Logistic is a classification algorithm based on probability, instead of predicting the class, it gives the log likelihood of being the given class i.e \(p(y/x) = p/(1-p)\)

Let’s look at a little bit of theory about it. We use the same linear equation only difference is, the y is binary, that is either 0 or 1.

\[h_{\theta}(x) = \theta_{0} + \theta_{1}x\]

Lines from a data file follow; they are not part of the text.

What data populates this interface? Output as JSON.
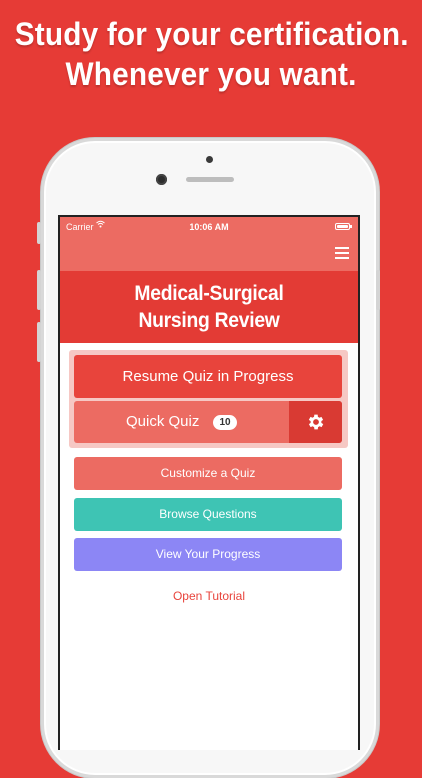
{
  "headline": {
    "line1": "Study for your certification.",
    "line2": "Whenever you want."
  },
  "status_bar": {
    "carrier": "Carrier",
    "time": "10:06 AM"
  },
  "app": {
    "title_line1": "Medical-Surgical",
    "title_line2": "Nursing Review"
  },
  "buttons": {
    "resume": "Resume Quiz in Progress",
    "quick_quiz": "Quick Quiz",
    "quick_quiz_count": "10",
    "customize": "Customize a Quiz",
    "browse": "Browse Questions",
    "progress": "View Your Progress",
    "tutorial": "Open Tutorial"
  },
  "colors": {
    "background": "#e63b36",
    "nav": "#ec6b62",
    "title_bar": "#e33b35",
    "resume": "#e8443c",
    "browse": "#3ec4b4",
    "progress": "#8c86f5"
  },
  "icons": [
    "wifi-icon",
    "battery-icon",
    "menu-icon",
    "gear-icon"
  ]
}
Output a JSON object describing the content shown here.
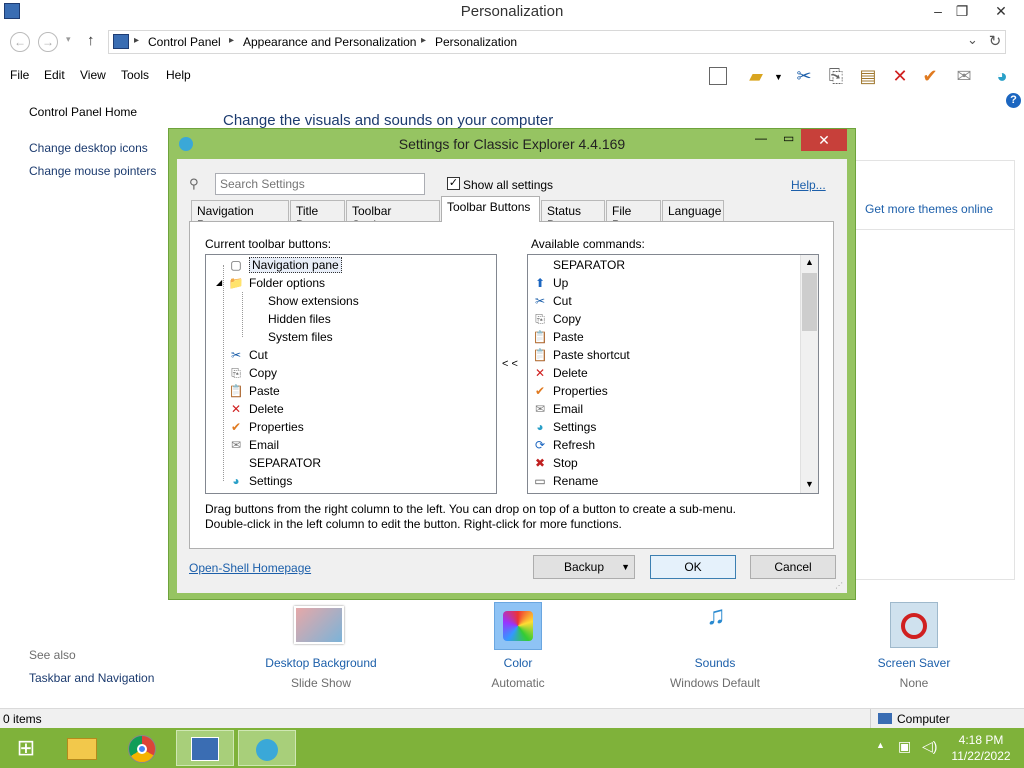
{
  "window": {
    "title": "Personalization",
    "min": "‒",
    "max": "❐",
    "close": "✕"
  },
  "address": {
    "back": "←",
    "forward": "→",
    "up": "↑",
    "dropdown": "⌄",
    "refresh": "↻",
    "crumbs": [
      "Control Panel",
      "Appearance and Personalization",
      "Personalization"
    ]
  },
  "menu": [
    "File",
    "Edit",
    "View",
    "Tools",
    "Help"
  ],
  "left_pane": {
    "home": "Control Panel Home",
    "links": [
      "Change desktop icons",
      "Change mouse pointers"
    ],
    "see_also": "See also",
    "see_also_links": [
      "Taskbar and Navigation"
    ]
  },
  "main": {
    "heading": "Change the visuals and sounds on your computer",
    "get_more_themes": "Get more themes online"
  },
  "dialog": {
    "title": "Settings for Classic Explorer 4.4.169",
    "search_placeholder": "Search Settings",
    "show_all": "Show all settings",
    "help": "Help...",
    "tabs": [
      "Navigation Pane",
      "Title Bar",
      "Toolbar Settings",
      "Toolbar Buttons",
      "Status Bar",
      "File Pane",
      "Language"
    ],
    "active_tab": "Toolbar Buttons",
    "current_label": "Current toolbar buttons:",
    "available_label": "Available commands:",
    "move_left": "< <",
    "current": [
      {
        "label": "Navigation pane",
        "icon": "nav-pane-icon",
        "glyph": "▢"
      },
      {
        "label": "Folder options",
        "icon": "folder-options-icon",
        "glyph": "📁"
      },
      {
        "label": "Show extensions",
        "icon": "",
        "glyph": ""
      },
      {
        "label": "Hidden files",
        "icon": "",
        "glyph": ""
      },
      {
        "label": "System files",
        "icon": "",
        "glyph": ""
      },
      {
        "label": "Cut",
        "icon": "cut-icon",
        "glyph": "✂"
      },
      {
        "label": "Copy",
        "icon": "copy-icon",
        "glyph": "⎘"
      },
      {
        "label": "Paste",
        "icon": "paste-icon",
        "glyph": "📋"
      },
      {
        "label": "Delete",
        "icon": "delete-icon",
        "glyph": "✕"
      },
      {
        "label": "Properties",
        "icon": "properties-icon",
        "glyph": "✔"
      },
      {
        "label": "Email",
        "icon": "email-icon",
        "glyph": "✉"
      },
      {
        "label": "SEPARATOR",
        "icon": "",
        "glyph": ""
      },
      {
        "label": "Settings",
        "icon": "settings-shell-icon",
        "glyph": "◕"
      }
    ],
    "available": [
      {
        "label": "SEPARATOR",
        "icon": "",
        "glyph": ""
      },
      {
        "label": "Up",
        "icon": "up-icon",
        "glyph": "⬆"
      },
      {
        "label": "Cut",
        "icon": "cut-icon",
        "glyph": "✂"
      },
      {
        "label": "Copy",
        "icon": "copy-icon",
        "glyph": "⎘"
      },
      {
        "label": "Paste",
        "icon": "paste-icon",
        "glyph": "📋"
      },
      {
        "label": "Paste shortcut",
        "icon": "paste-shortcut-icon",
        "glyph": "📋"
      },
      {
        "label": "Delete",
        "icon": "delete-icon",
        "glyph": "✕"
      },
      {
        "label": "Properties",
        "icon": "properties-icon",
        "glyph": "✔"
      },
      {
        "label": "Email",
        "icon": "email-icon",
        "glyph": "✉"
      },
      {
        "label": "Settings",
        "icon": "settings-shell-icon",
        "glyph": "◕"
      },
      {
        "label": "Refresh",
        "icon": "refresh-icon",
        "glyph": "⟳"
      },
      {
        "label": "Stop",
        "icon": "stop-icon",
        "glyph": "✖"
      },
      {
        "label": "Rename",
        "icon": "rename-icon",
        "glyph": "▭"
      }
    ],
    "hint1": "Drag buttons from the right column to the left. You can drop on top of a button to create a sub-menu.",
    "hint2": "Double-click in the left column to edit the button. Right-click for more functions.",
    "homepage": "Open-Shell Homepage",
    "backup": "Backup",
    "ok": "OK",
    "cancel": "Cancel"
  },
  "tiles": [
    {
      "title": "Desktop Background",
      "sub": "Slide Show"
    },
    {
      "title": "Color",
      "sub": "Automatic"
    },
    {
      "title": "Sounds",
      "sub": "Windows Default"
    },
    {
      "title": "Screen Saver",
      "sub": "None"
    }
  ],
  "status": {
    "items": "0 items",
    "computer": "Computer"
  },
  "taskbar": {
    "time": "4:18 PM",
    "date": "11/22/2022"
  },
  "colors": {
    "accent_green": "#7fb23a",
    "dialog_border": "#96c462",
    "link": "#1c5faa",
    "close_red": "#c7403a"
  }
}
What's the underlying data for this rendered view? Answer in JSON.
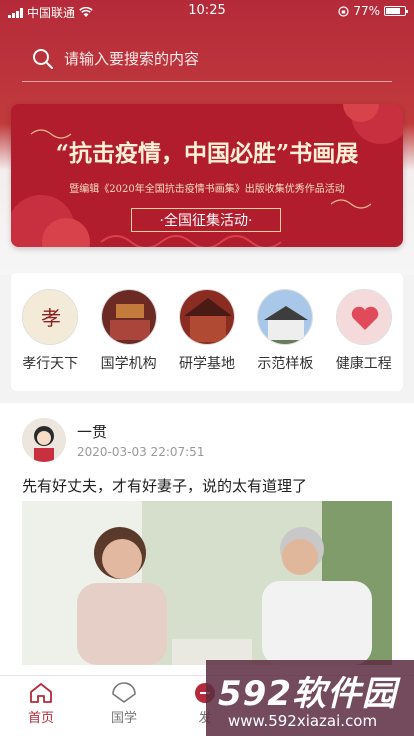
{
  "status_bar": {
    "carrier": "中国联通",
    "time": "10:25",
    "battery": "77%",
    "battery_level": 0.77
  },
  "search": {
    "placeholder": "请输入要搜索的内容"
  },
  "banner": {
    "title": "“抗击疫情，中国必胜”书画展",
    "subtitle": "暨编辑《2020年全国抗击疫情书画集》出版收集优秀作品活动",
    "button": "·全国征集活动·"
  },
  "categories": [
    {
      "label": "孝行天下",
      "icon": "xiaoxing-icon"
    },
    {
      "label": "国学机构",
      "icon": "guoxue-jigou-icon"
    },
    {
      "label": "研学基地",
      "icon": "yanxue-jidi-icon"
    },
    {
      "label": "示范样板",
      "icon": "shifan-yangban-icon"
    },
    {
      "label": "健康工程",
      "icon": "jiankang-gongcheng-icon"
    }
  ],
  "post": {
    "author": "一贯",
    "time": "2020-03-03 22:07:51",
    "text": "先有好丈夫，才有好妻子，说的太有道理了"
  },
  "tabbar": [
    {
      "label": "首页",
      "icon": "home-icon",
      "active": true
    },
    {
      "label": "国学",
      "icon": "fan-icon",
      "active": false
    },
    {
      "label": "发",
      "icon": "publish-icon",
      "active": false
    }
  ],
  "watermark": {
    "brand": "592软件园",
    "url": "www.592xiazai.com"
  },
  "colors": {
    "primary": "#b52a3a",
    "banner": "#b21d2e"
  }
}
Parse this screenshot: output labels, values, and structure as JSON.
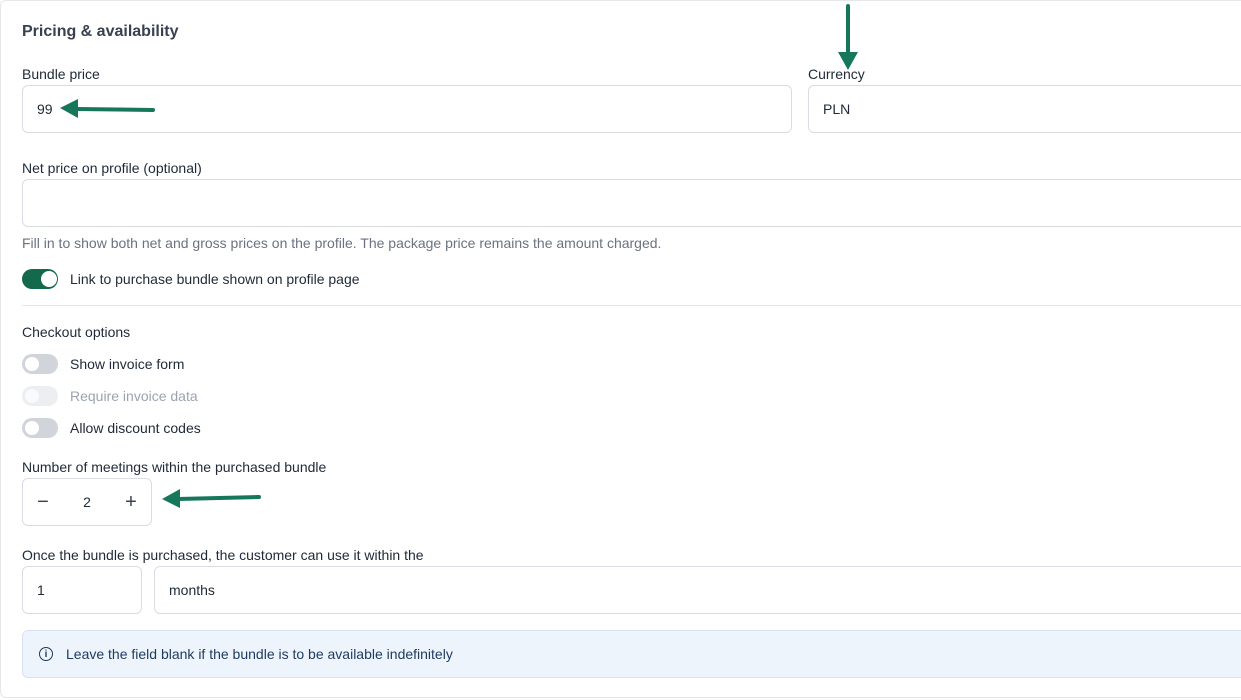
{
  "section": {
    "title": "Pricing & availability"
  },
  "bundle_price": {
    "label": "Bundle price",
    "value": "99"
  },
  "currency": {
    "label": "Currency",
    "value": "PLN"
  },
  "net_price": {
    "label": "Net price on profile (optional)",
    "value": "",
    "helper": "Fill in to show both net and gross prices on the profile. The package price remains the amount charged."
  },
  "profile_link_toggle": {
    "label": "Link to purchase bundle shown on profile page",
    "state": "on"
  },
  "checkout": {
    "title": "Checkout options",
    "options": [
      {
        "label": "Show invoice form",
        "state": "off"
      },
      {
        "label": "Require invoice data",
        "state": "disabled"
      },
      {
        "label": "Allow discount codes",
        "state": "off"
      }
    ]
  },
  "meetings": {
    "label": "Number of meetings within the purchased bundle",
    "value": "2",
    "decrement_symbol": "−",
    "increment_symbol": "+"
  },
  "validity": {
    "label": "Once the bundle is purchased, the customer can use it within the",
    "amount": "1",
    "unit": "months"
  },
  "info": {
    "icon": "info-icon",
    "text": "Leave the field blank if the bundle is to be available indefinitely"
  },
  "colors": {
    "accent": "#14694d",
    "annotation_arrow": "#16775a",
    "info_background": "#eef4fb"
  }
}
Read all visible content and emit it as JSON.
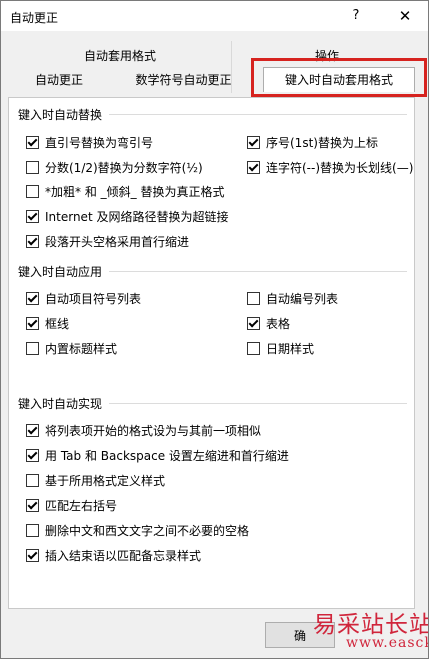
{
  "window": {
    "title": "自动更正",
    "help_glyph": "?",
    "close_glyph": "✕"
  },
  "tabs": {
    "row1": [
      {
        "label": "自动套用格式"
      },
      {
        "label": "操作"
      }
    ],
    "row2": [
      {
        "label": "自动更正"
      },
      {
        "label": "数学符号自动更正"
      },
      {
        "label": "键入时自动套用格式",
        "selected": true
      }
    ]
  },
  "groups": {
    "replace": {
      "title": "键入时自动替换",
      "items": [
        {
          "label": "直引号替换为弯引号",
          "checked": true
        },
        {
          "label": "序号(1st)替换为上标",
          "checked": true
        },
        {
          "label": "分数(1/2)替换为分数字符(½)",
          "checked": false
        },
        {
          "label": "连字符(--)替换为长划线(—)",
          "checked": true
        },
        {
          "label": "*加粗* 和 _倾斜_ 替换为真正格式",
          "checked": false
        },
        {
          "label": "Internet 及网络路径替换为超链接",
          "checked": true
        },
        {
          "label": "段落开头空格采用首行缩进",
          "checked": true
        }
      ]
    },
    "apply": {
      "title": "键入时自动应用",
      "items": [
        {
          "label": "自动项目符号列表",
          "checked": true
        },
        {
          "label": "自动编号列表",
          "checked": false
        },
        {
          "label": "框线",
          "checked": true
        },
        {
          "label": "表格",
          "checked": true
        },
        {
          "label": "内置标题样式",
          "checked": false
        },
        {
          "label": "日期样式",
          "checked": false
        }
      ]
    },
    "automatic": {
      "title": "键入时自动实现",
      "items": [
        {
          "label": "将列表项开始的格式设为与其前一项相似",
          "checked": true
        },
        {
          "label": "用 Tab 和 Backspace 设置左缩进和首行缩进",
          "checked": true
        },
        {
          "label": "基于所用格式定义样式",
          "checked": false
        },
        {
          "label": "匹配左右括号",
          "checked": true
        },
        {
          "label": "删除中文和西文文字之间不必要的空格",
          "checked": false
        },
        {
          "label": "插入结束语以匹配备忘录样式",
          "checked": true
        }
      ]
    }
  },
  "footer": {
    "ok_label": "确"
  },
  "watermark": {
    "text": "易采站长站",
    "url": "www.easck.com"
  },
  "colors": {
    "highlight": "#d6231f",
    "watermark": "#d0253b"
  }
}
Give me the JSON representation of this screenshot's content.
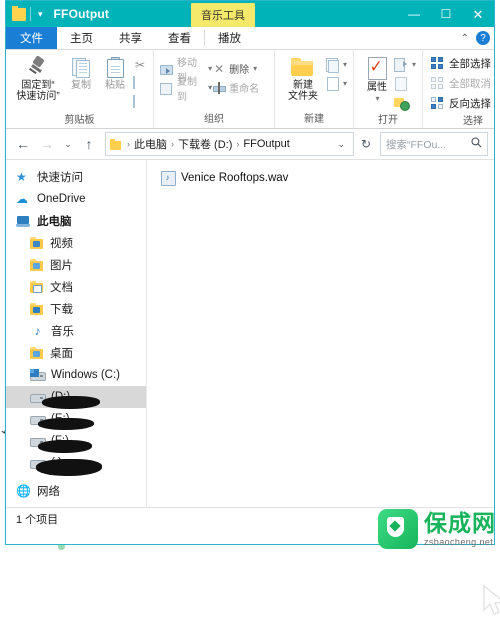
{
  "window": {
    "title": "FFOutput",
    "quick_access_caret": "▾",
    "contextual_tab": "音乐工具",
    "minimize": "—",
    "maximize": "☐",
    "close": "✕"
  },
  "ribbon": {
    "tabs": [
      {
        "label": "文件",
        "active": true
      },
      {
        "label": "主页",
        "active": false
      },
      {
        "label": "共享",
        "active": false
      },
      {
        "label": "查看",
        "active": false
      },
      {
        "label": "播放",
        "active": false
      }
    ],
    "collapse_caret": "⌃",
    "help_label": "?",
    "groups": [
      {
        "title": "剪贴板",
        "big_buttons": [
          {
            "label": "固定到“\n快速访问”",
            "line1": "固定到“",
            "line2": "快速访问”",
            "icon": "pin-icon"
          },
          {
            "label": "复制",
            "icon": "copy-icon"
          },
          {
            "label": "粘贴",
            "icon": "paste-icon"
          }
        ],
        "small_buttons": [
          {
            "label": "",
            "icon": "scissors-icon"
          },
          {
            "label": "",
            "icon": "copy-path-icon"
          },
          {
            "label": "",
            "icon": "paste-shortcut-icon"
          }
        ]
      },
      {
        "title": "组织",
        "small_buttons": [
          {
            "label": "移动到",
            "icon": "move-to-icon",
            "caret": "▾",
            "disabled": true
          },
          {
            "label": "删除",
            "icon": "delete-x-icon",
            "caret": "▾",
            "disabled": false
          },
          {
            "label": "复制到",
            "icon": "copy-to-icon",
            "caret": "▾",
            "disabled": true
          },
          {
            "label": "重命名",
            "icon": "rename-icon",
            "caret": "",
            "disabled": true
          }
        ]
      },
      {
        "title": "新建",
        "big_buttons": [
          {
            "line1": "新建",
            "line2": "文件夹",
            "icon": "new-folder-icon"
          }
        ],
        "small_buttons": [
          {
            "label": "",
            "icon": "new-item-icon",
            "caret": "▾"
          },
          {
            "label": "",
            "icon": "easy-access-icon",
            "caret": "▾"
          }
        ]
      },
      {
        "title": "打开",
        "big_buttons": [
          {
            "line1": "属性",
            "line2": "▾",
            "icon": "properties-icon"
          }
        ],
        "small_buttons": [
          {
            "label": "",
            "icon": "open-with-icon",
            "caret": "▾"
          },
          {
            "label": "",
            "icon": "edit-icon",
            "caret": ""
          },
          {
            "label": "",
            "icon": "history-icon",
            "caret": ""
          }
        ]
      },
      {
        "title": "选择",
        "select_buttons": [
          {
            "label": "全部选择",
            "icon": "select-all-icon",
            "disabled": false
          },
          {
            "label": "全部取消",
            "icon": "select-none-icon",
            "disabled": true
          },
          {
            "label": "反向选择",
            "icon": "invert-selection-icon",
            "disabled": false
          }
        ]
      }
    ]
  },
  "address": {
    "back": "←",
    "forward": "→",
    "recent": "⌄",
    "up": "↑",
    "breadcrumbs": [
      "此电脑",
      "下载卷 (D:)",
      "FFOutput"
    ],
    "separator": "›",
    "dropdown_caret": "⌄",
    "refresh": "↻",
    "search_placeholder": "搜索“FFOu...",
    "search_icon": "🔍"
  },
  "sidebar": {
    "items": [
      {
        "label": "快速访问",
        "icon": "star-icon",
        "level": 1,
        "selected": false
      },
      {
        "label": "OneDrive",
        "icon": "cloud-icon",
        "level": 1,
        "selected": false
      },
      {
        "label": "此电脑",
        "icon": "this-pc-icon",
        "level": 1,
        "selected": false
      },
      {
        "label": "视频",
        "icon": "videos-folder-icon",
        "level": 2,
        "selected": false
      },
      {
        "label": "图片",
        "icon": "pictures-folder-icon",
        "level": 2,
        "selected": false
      },
      {
        "label": "文档",
        "icon": "documents-folder-icon",
        "level": 2,
        "selected": false
      },
      {
        "label": "下载",
        "icon": "downloads-folder-icon",
        "level": 2,
        "selected": false
      },
      {
        "label": "音乐",
        "icon": "music-folder-icon",
        "level": 2,
        "selected": false
      },
      {
        "label": "桌面",
        "icon": "desktop-folder-icon",
        "level": 2,
        "selected": false
      },
      {
        "label": "Windows (C:)",
        "icon": "windows-drive-icon",
        "level": 2,
        "selected": false
      },
      {
        "label": "(D:)",
        "icon": "drive-icon",
        "level": 2,
        "selected": true,
        "redacted": true
      },
      {
        "label": "(E:)",
        "icon": "drive-icon",
        "level": 2,
        "selected": false,
        "redacted": true
      },
      {
        "label": "(F:)",
        "icon": "drive-icon",
        "level": 2,
        "selected": false,
        "redacted": true
      },
      {
        "label": "(:)",
        "icon": "drive-icon",
        "level": 2,
        "selected": false,
        "redacted": true
      },
      {
        "label": "网络",
        "icon": "network-icon",
        "level": 1,
        "selected": false
      }
    ]
  },
  "files": {
    "items": [
      {
        "name": "Venice Rooftops.wav",
        "icon": "wav-file-icon"
      }
    ]
  },
  "status": {
    "item_count_text": "1 个项目"
  },
  "watermark": {
    "name_cn": "保成网",
    "name_en": "zsbaocheng.net"
  },
  "colors": {
    "titlebar": "#00b3b8",
    "contextual_tab": "#f5e96b",
    "file_tab": "#1a7fd4",
    "selection": "#d8d8d8",
    "watermark_green": "#18b45c"
  }
}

However we calculate the *y* using the sigmoid function to return a probability value between 0 and 1. \[P(class=1) = \frac{1} {1 + e^{-z}}\] The reason this function returns 0 or 1 for any large positive or negative and the z would be

\[h_{\theta}(x) = 1 / (1 + e^{-z}), z = \theta_{0} + \theta_{1}x\]

**Cost function**

\[J(\theta) = \sum_{i=1}^{n}y_{i}log(h_{\theta}(x_{i})) + (1-y_{i})log(1-h_{\theta}(x_{i}))\]

Here is a complete derivation, a nice one, lecture notes on logistic regression

**Update rule **

Same as Linear except the prediction function Sigmoid

\[\theta_0 := \theta_0 – \alpha\sum_{i=1}^{n}(h_{\theta}(x^{(i)})-y)\]

\[\theta_{j} := \theta_{j} – \alpha\sum_{i=1}^{n}(h_{\theta}(x^{(i)})-y)x_{\theta}^{(i)}-\frac{\lambda}{N}\theta_{j}\]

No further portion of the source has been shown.